Livre unique et mafia

Le Conseil national d’agrément des manuels scolaires et des matériels didactiques a révélé il y a une dizaine de jours, l’existence d’une espèce de réseau de contournement de la politique du livre unique. Des éditeurs avec la complicité de plusieurs chefs d’établissements scolaires surtout privés, ont entrepris d’introduire et d’imposer aux parents, des manuels scolaires ne figurant pas dans la liste officielle. Un certain nombre d’ouvrages déjà identifiés sont ainsi rentrés dans le circuit, au grand dam de parents mis devant le fait accompli. La technique est bien huilée : une liste additionnelle est introduite, parfois avec la mention « livres conseillés ». Des livres qui finissent par être utilisés en priorité aux dépens de ceux de la liste officielle.
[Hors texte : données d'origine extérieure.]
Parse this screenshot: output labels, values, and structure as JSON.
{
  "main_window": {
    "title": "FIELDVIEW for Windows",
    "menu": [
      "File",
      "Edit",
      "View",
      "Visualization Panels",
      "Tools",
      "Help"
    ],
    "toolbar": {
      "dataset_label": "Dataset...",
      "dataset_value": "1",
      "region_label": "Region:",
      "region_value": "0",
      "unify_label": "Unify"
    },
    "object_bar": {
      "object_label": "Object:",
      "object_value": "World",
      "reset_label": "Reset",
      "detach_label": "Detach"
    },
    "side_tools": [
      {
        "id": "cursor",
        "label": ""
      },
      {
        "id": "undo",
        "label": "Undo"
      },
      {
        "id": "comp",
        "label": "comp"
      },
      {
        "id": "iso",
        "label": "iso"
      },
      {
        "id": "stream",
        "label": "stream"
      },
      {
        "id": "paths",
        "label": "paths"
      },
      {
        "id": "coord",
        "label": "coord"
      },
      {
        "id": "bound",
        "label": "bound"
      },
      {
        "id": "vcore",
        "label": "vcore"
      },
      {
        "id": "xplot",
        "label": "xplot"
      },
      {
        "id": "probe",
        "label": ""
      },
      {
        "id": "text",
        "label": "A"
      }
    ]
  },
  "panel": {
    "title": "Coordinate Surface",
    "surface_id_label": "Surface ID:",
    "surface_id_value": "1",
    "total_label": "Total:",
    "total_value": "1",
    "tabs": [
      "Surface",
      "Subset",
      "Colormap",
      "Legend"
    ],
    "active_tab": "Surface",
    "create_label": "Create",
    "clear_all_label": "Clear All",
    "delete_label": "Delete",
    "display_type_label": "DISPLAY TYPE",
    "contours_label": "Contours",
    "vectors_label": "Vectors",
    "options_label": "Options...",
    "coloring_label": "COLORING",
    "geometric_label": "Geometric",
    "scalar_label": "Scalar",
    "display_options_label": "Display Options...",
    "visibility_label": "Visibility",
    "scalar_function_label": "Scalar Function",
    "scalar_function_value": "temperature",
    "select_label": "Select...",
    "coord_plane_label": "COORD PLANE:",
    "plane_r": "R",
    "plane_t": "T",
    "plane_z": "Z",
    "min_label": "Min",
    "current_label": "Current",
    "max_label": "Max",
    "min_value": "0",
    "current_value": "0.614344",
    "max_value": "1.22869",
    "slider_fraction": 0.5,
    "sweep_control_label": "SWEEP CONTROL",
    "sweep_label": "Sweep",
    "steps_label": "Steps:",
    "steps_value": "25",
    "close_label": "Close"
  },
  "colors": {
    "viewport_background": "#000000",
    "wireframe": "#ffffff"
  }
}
La situation met les enfants face à une contrainte de fait, et les parents n’ont alors d’autre choix que de se plier à l’exigence. Les auteurs de cette manœuvre ont été sommés de cesser toute activités au risque de poursuites judiciaires. Ce serait bien la moindre des actions.
Cette résistance organisée foule proprement au pied l’esprit de la politique mise en place par le gouvernement de la République pour alléger le poids de la rentrée scolaire aux familles. Et pour renforcer l’harmonie au sein du système éducatif camerounais. Une certaine cacophonie y régnait en effet, avec presque autant de manuels que d’établissements scolaires. Et au final, une primauté du business sur la qualité de l’éducation servie à la jeunesse camerounaise dans les établissements scolaires. Tout cela a fait du secteur du livre scolaire, un conglomérat d’intérêts économiques. Avec, hélas, des acteurs qui ont privilégié le profit, sacrifiant allégrement la qualité physique et la qualité des contenus. 
Qu’adviendra-t-il de la dizaine d’éditeurs reconnus coupables de cette forfaiture ? La plus sévère des sanctions, on le souhaite vivement. Pareil pour la cinquantaine de chefs d’établissements scolaires qui se sont rendus coupables de complicité dans cette affaire. Leur cupidité ainsi mise à nu, montre bien qu’ils n’ont pas leur place dans le milieu de l’éducation. Ils devront donc être mis à l’écart pour que la politique du livre unique poursuive sereinement son chemin et joue pleinement son rôle. Cela appelle, de la part des pouvoirs publics, la plus grande rigueur. Et aussi une vigilance permanente. Car il est clair que d’autres tentatives ne sont pas à exclure. Le niveau des enjeux est tel que ces résistances étaient prévisibles. 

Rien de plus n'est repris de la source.